Inspired by a recent comment from Chris F....
I'm not a big fan of giving within my community. My "community" is New York City, and it has always felt to me like everyone is working a scam of some sort, no matter what the context. Also, I grew up in the suburbs of New Jersey, where it seems every town councilor in charge of the recreation program embezzled huge chunks of their funding. Then there was grandma, giving her local church thousands for the roof fund, the mortgage fund, the new organ fund - and then they had the sanctimonious balls to reject my aunt's request to be married there because at 46, she wouldn't be producing new Catholics to fill the pews. Oh, and let's throw in that she's mentally retarded and wouldn't have been able to safely raise children anyway. When it comes to local giving, the one thing I have always stepped up for has been blood donation in the name of someone ill or recently deceased - unfortunately, I had to give that up a few years back when the phleboto-nurses warned me that my veins were difficult and I should save them for my own future medical needs.

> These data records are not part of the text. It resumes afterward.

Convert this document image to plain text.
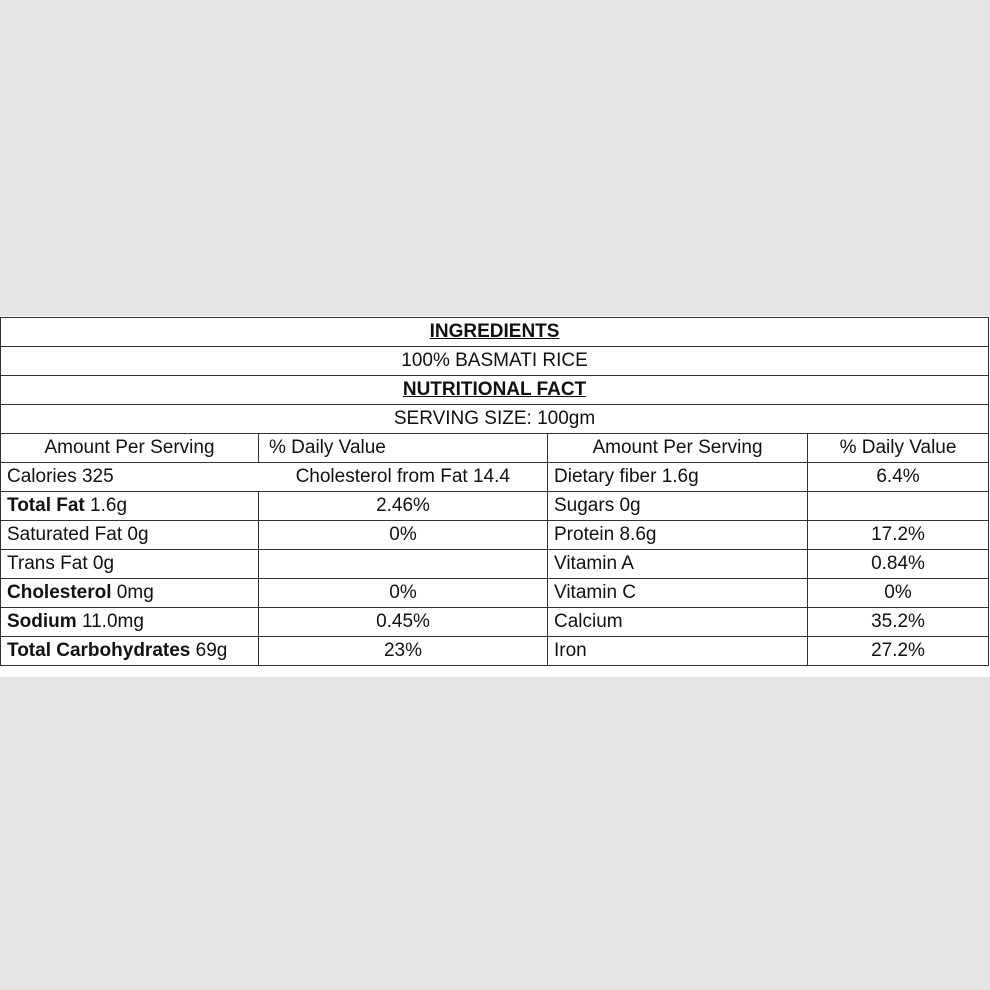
INGREDIENTS			
100% BASMATI RICE			
NUTRITIONAL FACT			
SERVING SIZE: 100gm			
Amount Per Serving	% Daily Value	Amount Per Serving	% Daily Value
Calories 325	Cholesterol from Fat 14.4	Dietary fiber 1.6g	6.4%
Total Fat 1.6g	2.46%	Sugars 0g	
Saturated Fat 0g	0%	Protein 8.6g	17.2%
Trans Fat 0g		Vitamin A	0.84%
Cholesterol 0mg	0%	Vitamin C	0%
Sodium 11.0mg	0.45%	Calcium	35.2%
Total Carbohydrates 69g	23%	Iron	27.2%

But the main reason I give outside of the USA rather than within: what passes for poverty here is wildly rich and stable by the standards of more than half the world. So I indulge in "economic triage", targeting those teetering on the edge. From my cushy vantage point, those that have less than nothing are living proof of the human spirit and the indomitable will to survive in the face of hardship beyond my comprehension. It's why I've put off travel to Africa for so long - fear of staring mortal poverty in the eye and feeling utterly helpless, guilty, overwhelmed, ashamed. So with my tentative plans to go there early next year, that part of the world has featured prominently in my Adventures in Giving. It would feature more in my Kiva lending as well except that so many of the loans for African applicants are in Nigeria, and I still hold it against them for fleecing me out of $35 in their scholarship scam in the 1980s.